As it was, the 2018-19 North Dakota State men’s basketball season was going to be a challenge. With A.J. Jacobson and Paul Miller graduating, the Bison had anticipated losing over 3,000 career points of production.
Then the floodgates opened.
It began with NDSU’s starting big-man Spencer Eliason announcing he would pursue medical school and forgo his final season of eligibility. Then junior Dylan Miller was suspended for a violation of team rules and as a result did not appear in a single game after Feb. 24. Miller’s suspension set in motion a downfall that ultimately led to his departure for Minnesota State-Mankato after the season concluded.
That wasn’t the end of it though: freshman Jake Mertens and Nnamdi Van Dulm also left the program at season’s end. Mertens will play for Minnesota State-Moorhead and Van Dulm has not committed to another school. The program had gone from planning on losing two stars to hemorrhaging and watching six players walk out the door.
Factor into these inauspicious circumstances that head coach Dave Richman is in the final season of his contract and needs to prove his worth and you have a tonic for drama.
In truth though, this year’s slew of departures is just indicative of the new normal that has taken hold during Richman’s tenure in Fargo — and in fairness, across college basketball. The advent of what is essentially free agency in college hoops has hit mid-major programs such as NDSU particularly hard.
A number of noteworthy players have left NDSU since Richman was hired on April 8, 2014. His first recruiting class took the floor in the following year, after which the dominoes began to fall. After the 2016-17 season, Malik Clements, Blaze Irwin, Khy Kabellis, Zach Rammelt and Evan Wesenberg transferred. The subsequent departures of Mertens, Miller and Van Dulm bring the number of players departing before graduation in the Richman era to 13, eight of whom were his recruits.
The fact that players are transferring from NDSU isn’t the issue, it’s that players are leaving for inferior schools. With the exception of Kabellis, who left for Pacific of the Western Athletic Conference, all have moved to non-Division I universities. Irwin, who is studying architecture, remains enrolled at NDSU.
This stern reality calls into question the quality of recruiting taking place on Richman’s watch. While non-basketball reasons may have factored into their respective decisions to leave NDSU, the fact that six of his own recruits eventually wound up leaving for Division II or NAIA institutions represents a failure to properly assess top-shelf talent.
With North Dakota joining the Summit League in the upcoming season, acing the scouting of in-state talent becomes even more imperative. Bringing in the best local talent will directly impact wins and losses in conference, pushing the stakes even higher.

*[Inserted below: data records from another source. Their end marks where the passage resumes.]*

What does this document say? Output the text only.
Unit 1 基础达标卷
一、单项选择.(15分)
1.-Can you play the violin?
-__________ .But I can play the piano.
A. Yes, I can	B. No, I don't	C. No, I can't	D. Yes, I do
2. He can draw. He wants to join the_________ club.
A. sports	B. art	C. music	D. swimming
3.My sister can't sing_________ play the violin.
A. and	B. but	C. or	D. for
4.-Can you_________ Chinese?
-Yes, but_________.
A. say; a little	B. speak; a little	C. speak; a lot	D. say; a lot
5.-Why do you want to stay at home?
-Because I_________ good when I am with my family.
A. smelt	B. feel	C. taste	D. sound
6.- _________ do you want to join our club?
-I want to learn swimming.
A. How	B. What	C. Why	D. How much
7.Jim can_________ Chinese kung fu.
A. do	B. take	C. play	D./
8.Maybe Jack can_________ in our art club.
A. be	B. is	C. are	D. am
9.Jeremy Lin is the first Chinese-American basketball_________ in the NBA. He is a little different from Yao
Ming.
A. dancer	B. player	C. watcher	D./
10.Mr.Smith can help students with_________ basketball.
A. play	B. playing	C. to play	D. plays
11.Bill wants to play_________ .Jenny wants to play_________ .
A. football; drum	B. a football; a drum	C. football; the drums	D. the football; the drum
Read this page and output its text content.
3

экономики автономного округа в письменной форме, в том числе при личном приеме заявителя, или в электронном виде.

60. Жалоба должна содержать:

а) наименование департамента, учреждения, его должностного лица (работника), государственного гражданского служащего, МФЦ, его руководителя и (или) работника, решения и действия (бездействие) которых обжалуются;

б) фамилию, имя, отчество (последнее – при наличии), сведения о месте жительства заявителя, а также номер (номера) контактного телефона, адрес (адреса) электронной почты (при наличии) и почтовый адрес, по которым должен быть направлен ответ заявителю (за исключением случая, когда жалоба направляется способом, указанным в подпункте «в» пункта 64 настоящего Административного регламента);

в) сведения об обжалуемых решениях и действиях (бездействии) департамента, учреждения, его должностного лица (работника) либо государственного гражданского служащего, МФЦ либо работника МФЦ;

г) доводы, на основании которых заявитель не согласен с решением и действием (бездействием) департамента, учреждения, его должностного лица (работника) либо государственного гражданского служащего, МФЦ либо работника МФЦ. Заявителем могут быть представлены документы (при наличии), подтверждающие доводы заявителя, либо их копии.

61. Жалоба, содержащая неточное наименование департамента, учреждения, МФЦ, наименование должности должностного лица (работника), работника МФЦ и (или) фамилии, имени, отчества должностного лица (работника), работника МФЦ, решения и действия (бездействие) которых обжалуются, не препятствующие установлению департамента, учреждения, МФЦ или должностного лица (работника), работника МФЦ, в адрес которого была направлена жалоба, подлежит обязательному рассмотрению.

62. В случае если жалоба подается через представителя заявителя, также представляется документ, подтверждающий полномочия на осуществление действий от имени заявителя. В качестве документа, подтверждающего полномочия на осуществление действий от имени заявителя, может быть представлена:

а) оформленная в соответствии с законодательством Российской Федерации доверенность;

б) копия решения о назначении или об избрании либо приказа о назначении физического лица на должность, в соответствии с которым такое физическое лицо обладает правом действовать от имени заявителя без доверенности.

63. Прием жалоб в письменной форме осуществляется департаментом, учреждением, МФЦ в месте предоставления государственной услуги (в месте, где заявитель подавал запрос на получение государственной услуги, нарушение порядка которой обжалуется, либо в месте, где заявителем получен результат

In the immediate wake of Miller’s defection, the Bison find themselves with a hole underneath the basket. Deng Geu and Rocky Kreuser are the tallest returning contributors at 6’8″ and 6’9″ respectively. Weighing 20 more pounds than Geu likely makes Kreuser the superior option at power forward in Richman’s three forward lineups. The head coach seldom features a true center in his rotations, and the only one on the roster is seven-foot redshirt freshman Jordan Meidinger, who nursed a leg injury all season.
The Bison are in dire straits with respect to their roster construction. Departures have left NDSU a perpetually young team, which will be especially true of the roster for next season which presently does not feature a senior. The cycle has been vicious: bring in new prospects, watch them leave, then fill their void with more young players.

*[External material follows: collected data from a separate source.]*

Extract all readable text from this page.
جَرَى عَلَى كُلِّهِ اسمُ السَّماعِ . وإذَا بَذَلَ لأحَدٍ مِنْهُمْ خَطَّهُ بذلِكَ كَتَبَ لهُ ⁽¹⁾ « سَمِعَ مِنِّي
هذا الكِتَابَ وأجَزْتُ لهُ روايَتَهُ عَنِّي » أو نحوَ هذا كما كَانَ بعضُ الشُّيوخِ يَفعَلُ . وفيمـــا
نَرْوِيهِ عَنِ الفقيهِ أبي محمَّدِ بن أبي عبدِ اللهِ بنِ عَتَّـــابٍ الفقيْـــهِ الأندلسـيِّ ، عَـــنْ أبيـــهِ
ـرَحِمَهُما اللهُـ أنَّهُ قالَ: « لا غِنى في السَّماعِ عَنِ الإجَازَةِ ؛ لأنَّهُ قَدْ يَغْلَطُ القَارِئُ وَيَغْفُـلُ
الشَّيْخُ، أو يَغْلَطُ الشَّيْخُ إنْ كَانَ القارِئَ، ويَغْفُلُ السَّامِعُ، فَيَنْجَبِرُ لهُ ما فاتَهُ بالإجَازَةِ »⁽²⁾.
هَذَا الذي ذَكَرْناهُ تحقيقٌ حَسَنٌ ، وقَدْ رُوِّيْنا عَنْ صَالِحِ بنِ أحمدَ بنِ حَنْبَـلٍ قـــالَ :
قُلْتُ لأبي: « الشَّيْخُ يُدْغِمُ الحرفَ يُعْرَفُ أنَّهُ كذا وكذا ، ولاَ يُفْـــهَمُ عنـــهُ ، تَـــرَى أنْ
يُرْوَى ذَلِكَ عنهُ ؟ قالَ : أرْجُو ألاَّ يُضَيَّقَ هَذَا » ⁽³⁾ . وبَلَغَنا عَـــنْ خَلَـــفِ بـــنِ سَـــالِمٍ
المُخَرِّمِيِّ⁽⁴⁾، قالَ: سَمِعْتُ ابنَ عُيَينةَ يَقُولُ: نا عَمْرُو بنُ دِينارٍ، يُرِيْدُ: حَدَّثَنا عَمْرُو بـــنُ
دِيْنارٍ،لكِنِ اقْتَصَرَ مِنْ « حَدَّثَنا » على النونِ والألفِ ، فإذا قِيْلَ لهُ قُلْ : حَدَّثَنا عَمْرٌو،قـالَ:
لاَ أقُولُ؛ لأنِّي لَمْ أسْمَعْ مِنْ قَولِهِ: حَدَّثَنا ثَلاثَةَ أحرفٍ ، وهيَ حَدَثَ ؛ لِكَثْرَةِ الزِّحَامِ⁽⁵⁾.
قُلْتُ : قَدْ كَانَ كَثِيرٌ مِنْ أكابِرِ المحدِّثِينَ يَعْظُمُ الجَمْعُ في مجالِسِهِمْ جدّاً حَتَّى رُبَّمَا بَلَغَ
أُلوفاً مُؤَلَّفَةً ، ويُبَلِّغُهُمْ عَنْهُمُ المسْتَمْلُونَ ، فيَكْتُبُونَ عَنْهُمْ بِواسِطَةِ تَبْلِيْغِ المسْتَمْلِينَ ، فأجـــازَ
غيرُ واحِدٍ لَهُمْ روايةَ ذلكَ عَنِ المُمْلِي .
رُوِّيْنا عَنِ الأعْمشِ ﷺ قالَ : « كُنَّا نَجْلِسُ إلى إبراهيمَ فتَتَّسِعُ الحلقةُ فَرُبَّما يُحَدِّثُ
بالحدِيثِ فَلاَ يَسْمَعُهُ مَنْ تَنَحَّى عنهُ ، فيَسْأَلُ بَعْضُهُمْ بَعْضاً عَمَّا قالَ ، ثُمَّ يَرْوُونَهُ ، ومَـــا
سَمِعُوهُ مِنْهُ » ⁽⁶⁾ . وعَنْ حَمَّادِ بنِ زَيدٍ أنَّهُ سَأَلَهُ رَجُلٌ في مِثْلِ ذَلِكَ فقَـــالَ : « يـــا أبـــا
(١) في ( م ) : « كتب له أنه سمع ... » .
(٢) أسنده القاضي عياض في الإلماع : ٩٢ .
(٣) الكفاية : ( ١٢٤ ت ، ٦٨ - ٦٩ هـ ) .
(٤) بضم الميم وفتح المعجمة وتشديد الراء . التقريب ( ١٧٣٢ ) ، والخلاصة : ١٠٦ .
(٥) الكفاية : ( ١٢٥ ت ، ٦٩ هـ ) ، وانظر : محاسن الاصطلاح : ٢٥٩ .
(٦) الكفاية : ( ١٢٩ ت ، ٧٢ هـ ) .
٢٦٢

After winning the conference title in 2014 and 2015, the Bison appeared to be a program on the rise in the Summit League. However, the team has regressed the point that they posted a losing record last year and are stuck in a mire in the middle of the conference.
With the South Dakota schools racing away as two of the best teams in the mid-major scene, NDSU is left behind to play catch-up. The season feels lost even before the balls have been rolled out for the first time, and with Richman’s future in limbo, it’s possible the Bison will be back to square one ten months from now with a new coach at the helm.
This season may prove to be the most foundational in the Division I era for the Herd. Whether the Bison continue their Summit League free fall or begin climbing back to the top ought to be indicative of the program’s success for years to come.